In order to address two problems that existed as a result of employers now offering health coverage to a large segment of the population, a piece of legislation, named COBRA, was adopted in 1985, with amendments in 1986. Because there was an exaggerated risk pool in independent insurance markets, making costs higher, and because people changing jobs created situations of pre-existing conditions, an employer mandate for businesses of 50 or more employees was established. Every company with 50 or more employee must provide coverage to all employees and share in at least 50% of the cost. Pre-existing conditions must be covered within a maximum elimination period of 12 months. Greater numbers of employer covered people means the exaggeration of these problems addressed rather than helping it. The problem of pre-existing conditions flourishes, while the forced coverage of these conditions skyrockets the cost of health insurance (because a pre-existing condition is not a risk but rather a certain coverage of already existing costs).

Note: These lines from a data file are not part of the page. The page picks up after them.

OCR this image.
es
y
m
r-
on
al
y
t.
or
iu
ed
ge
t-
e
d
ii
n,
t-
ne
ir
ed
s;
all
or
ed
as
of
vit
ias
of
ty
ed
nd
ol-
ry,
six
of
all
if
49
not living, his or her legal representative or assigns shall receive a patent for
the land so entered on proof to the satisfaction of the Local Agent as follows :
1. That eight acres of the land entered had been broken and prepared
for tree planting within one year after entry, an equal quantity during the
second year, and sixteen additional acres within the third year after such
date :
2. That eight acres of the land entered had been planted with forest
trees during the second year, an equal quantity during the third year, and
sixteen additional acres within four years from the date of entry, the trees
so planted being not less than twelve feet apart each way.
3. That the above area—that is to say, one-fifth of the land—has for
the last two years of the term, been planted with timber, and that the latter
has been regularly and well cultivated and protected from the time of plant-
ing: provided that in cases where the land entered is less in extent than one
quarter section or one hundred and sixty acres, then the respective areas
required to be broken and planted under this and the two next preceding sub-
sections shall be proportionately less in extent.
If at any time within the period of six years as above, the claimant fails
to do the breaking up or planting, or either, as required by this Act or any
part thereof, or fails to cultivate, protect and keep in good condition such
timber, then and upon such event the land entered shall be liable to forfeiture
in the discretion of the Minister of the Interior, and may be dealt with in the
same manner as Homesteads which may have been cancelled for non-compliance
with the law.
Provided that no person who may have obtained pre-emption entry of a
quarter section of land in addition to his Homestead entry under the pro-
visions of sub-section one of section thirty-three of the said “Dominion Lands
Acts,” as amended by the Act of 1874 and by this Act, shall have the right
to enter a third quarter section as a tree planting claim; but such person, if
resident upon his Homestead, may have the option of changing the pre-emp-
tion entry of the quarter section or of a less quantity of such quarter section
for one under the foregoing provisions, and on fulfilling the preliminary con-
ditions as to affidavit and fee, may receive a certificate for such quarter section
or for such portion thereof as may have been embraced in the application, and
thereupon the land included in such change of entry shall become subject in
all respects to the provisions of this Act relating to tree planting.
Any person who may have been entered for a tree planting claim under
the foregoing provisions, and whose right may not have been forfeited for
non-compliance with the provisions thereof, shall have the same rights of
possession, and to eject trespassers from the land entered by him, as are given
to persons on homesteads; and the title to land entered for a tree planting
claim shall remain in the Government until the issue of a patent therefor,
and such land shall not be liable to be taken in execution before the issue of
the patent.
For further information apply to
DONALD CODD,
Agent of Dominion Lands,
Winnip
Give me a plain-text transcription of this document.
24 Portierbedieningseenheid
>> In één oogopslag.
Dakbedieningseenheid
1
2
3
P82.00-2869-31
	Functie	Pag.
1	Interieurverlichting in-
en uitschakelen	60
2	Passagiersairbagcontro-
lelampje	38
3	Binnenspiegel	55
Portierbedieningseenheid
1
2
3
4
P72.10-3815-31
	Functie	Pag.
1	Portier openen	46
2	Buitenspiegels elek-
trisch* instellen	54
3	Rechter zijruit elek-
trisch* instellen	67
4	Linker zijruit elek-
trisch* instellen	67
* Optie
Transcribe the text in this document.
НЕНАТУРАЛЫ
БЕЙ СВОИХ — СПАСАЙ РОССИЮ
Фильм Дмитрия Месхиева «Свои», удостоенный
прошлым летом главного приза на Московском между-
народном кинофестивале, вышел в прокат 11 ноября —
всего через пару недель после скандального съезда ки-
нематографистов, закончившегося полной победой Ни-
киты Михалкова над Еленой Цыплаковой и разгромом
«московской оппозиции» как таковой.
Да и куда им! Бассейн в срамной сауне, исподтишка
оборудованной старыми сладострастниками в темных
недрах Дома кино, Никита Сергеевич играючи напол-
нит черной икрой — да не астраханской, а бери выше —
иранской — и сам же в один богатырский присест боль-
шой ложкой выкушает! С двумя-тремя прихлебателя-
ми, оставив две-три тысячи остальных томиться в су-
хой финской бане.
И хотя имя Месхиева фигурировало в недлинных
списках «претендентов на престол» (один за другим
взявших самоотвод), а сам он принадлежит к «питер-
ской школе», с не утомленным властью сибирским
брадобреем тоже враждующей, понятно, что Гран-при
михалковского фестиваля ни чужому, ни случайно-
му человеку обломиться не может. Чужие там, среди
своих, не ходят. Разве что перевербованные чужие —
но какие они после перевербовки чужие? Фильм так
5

In 2015, the establishment of the Affordable Care Act compounds these problems even further by eliminating elimination periods for pre-existing conditions entirely, both in employer sponsored plans and individual plans. The costs of health insurance since then has skyrocketed astronomically, prompting some to wonder if this was not the design of the act in the first place – to purposefully cause health insurance costs to dramatically increase so that people are begging for a single payor plan. Previous government interference resulted in average annual costs increasing at a rate of about 3 to 4 times inflation, but the ACA increased rates far above and beyond this already high average annual increase. In addition, many carriers of health insurance have abandoned the market entirely, leaving few private options in health care.
Most of the problems that Americans have with their health care were caused by government intervention – not saved by it. It is only by eliminating the legislation that caused the problems that Americans can hope to regain efficiencies in free markets that aid in the problems. Repealing the ACA is not nearly enough to stave off the inevitable march to a single payor system. It merely prolongs the amount of time it takes to get there. Bringing back free-market solutions requires the incredibly difficult work of undoing a massive mess of decades of government-caused problems in the system. There are market solutions that would dramatically decrease the cost of health care and cover the impoverished, but they cannot be realized in the current environment. Movement away from reliance of employer-sponsored plans and greater movement into portable individual plans aids in significant cost savings. The hard work of repeal of all of the decades of legislative mess is a very significant undertaking, but it would be worth it in preserving one of the few remaining effective free market health care systems left.